A implantação do novo conceito de espaço aéreo é resultado de um esforço de coordenação que envolve o DECEA, a Petrobras e a NAV Brasil, com benefícios para todos os operadores. A parceria foi fundamental para a instalação de sensores de vigilância dependente automática por radiodifusão (ADS-B), estações de comunicação VHF e estações meteorológicas automáticas diretamente em unidades marítimas, estruturas que viabilizam o controle do tráfego aéreo na Bacia de Campos.

Para operar no novo cenário, será obrigatória a utilização de transponder modo S equipado com ADS-B, garantindo ao controle de tráfego aéreo a vigilância das operações.
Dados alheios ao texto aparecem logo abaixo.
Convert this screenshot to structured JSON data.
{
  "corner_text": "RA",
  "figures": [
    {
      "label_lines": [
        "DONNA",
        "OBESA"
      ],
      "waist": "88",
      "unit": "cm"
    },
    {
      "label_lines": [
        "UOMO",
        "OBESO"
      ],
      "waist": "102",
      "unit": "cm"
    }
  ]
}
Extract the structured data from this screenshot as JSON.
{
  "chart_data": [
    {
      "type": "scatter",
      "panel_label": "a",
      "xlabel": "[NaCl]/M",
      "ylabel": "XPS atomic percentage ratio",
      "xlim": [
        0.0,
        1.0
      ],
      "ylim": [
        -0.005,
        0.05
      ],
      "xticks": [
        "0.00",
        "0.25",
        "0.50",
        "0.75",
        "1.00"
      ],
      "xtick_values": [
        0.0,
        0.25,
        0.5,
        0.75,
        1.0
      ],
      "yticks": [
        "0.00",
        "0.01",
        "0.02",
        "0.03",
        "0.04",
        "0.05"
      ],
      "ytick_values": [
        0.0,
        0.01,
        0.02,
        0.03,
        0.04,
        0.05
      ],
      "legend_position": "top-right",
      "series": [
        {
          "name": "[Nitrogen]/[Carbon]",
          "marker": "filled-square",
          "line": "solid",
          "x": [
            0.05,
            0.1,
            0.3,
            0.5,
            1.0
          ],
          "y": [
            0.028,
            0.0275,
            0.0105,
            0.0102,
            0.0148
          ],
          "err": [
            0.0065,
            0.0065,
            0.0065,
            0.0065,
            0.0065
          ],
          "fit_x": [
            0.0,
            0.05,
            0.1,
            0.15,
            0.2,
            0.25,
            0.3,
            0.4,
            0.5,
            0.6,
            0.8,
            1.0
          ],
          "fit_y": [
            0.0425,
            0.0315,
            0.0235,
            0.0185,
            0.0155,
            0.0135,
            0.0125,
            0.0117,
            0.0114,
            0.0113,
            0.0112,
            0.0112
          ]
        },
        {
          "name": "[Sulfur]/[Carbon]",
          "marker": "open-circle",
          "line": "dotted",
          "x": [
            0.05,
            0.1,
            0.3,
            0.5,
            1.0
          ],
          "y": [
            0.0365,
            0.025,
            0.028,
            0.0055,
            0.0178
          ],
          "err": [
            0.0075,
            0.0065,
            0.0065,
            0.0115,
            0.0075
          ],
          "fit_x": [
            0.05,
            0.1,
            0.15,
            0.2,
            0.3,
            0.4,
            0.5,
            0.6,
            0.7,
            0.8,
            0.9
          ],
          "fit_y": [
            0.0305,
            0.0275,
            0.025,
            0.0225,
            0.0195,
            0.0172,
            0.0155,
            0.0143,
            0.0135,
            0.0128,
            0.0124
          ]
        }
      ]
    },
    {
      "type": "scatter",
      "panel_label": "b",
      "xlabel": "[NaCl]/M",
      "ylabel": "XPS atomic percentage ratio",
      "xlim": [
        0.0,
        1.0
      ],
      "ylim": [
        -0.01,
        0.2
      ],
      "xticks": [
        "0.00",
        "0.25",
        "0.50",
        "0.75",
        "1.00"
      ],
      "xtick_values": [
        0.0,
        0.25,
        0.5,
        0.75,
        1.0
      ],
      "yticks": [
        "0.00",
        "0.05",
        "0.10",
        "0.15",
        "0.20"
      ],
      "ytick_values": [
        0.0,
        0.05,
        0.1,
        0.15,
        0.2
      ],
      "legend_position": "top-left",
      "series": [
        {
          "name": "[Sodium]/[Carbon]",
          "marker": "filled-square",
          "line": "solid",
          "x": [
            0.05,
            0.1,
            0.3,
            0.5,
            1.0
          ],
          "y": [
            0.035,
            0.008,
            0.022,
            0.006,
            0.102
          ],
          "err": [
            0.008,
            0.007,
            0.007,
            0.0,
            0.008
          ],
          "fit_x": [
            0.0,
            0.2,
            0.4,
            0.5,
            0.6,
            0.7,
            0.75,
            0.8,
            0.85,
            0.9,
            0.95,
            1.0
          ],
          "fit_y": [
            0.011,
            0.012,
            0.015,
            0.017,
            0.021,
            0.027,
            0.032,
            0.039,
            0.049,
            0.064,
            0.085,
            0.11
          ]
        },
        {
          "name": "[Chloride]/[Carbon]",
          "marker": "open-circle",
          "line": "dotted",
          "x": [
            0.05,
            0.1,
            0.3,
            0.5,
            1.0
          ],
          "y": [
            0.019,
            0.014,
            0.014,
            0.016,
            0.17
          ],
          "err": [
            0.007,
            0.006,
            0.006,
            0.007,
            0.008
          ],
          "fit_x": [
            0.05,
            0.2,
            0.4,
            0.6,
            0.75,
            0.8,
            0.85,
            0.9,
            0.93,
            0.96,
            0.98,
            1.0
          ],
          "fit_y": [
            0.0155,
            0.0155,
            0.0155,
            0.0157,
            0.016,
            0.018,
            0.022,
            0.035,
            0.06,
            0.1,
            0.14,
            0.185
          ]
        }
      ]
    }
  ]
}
O projeto é resultado de um trabalho colaborativo que reúne organizações militares, órgãos reguladores, prestadores de serviços e empresas privadas da indústria de óleo e gás. A iniciativa tem como objetivo elevar os padrões de segurança da navegação aérea no espaço offshore brasileiro e tornar a região uma referência em eficiência e sustentabilidade.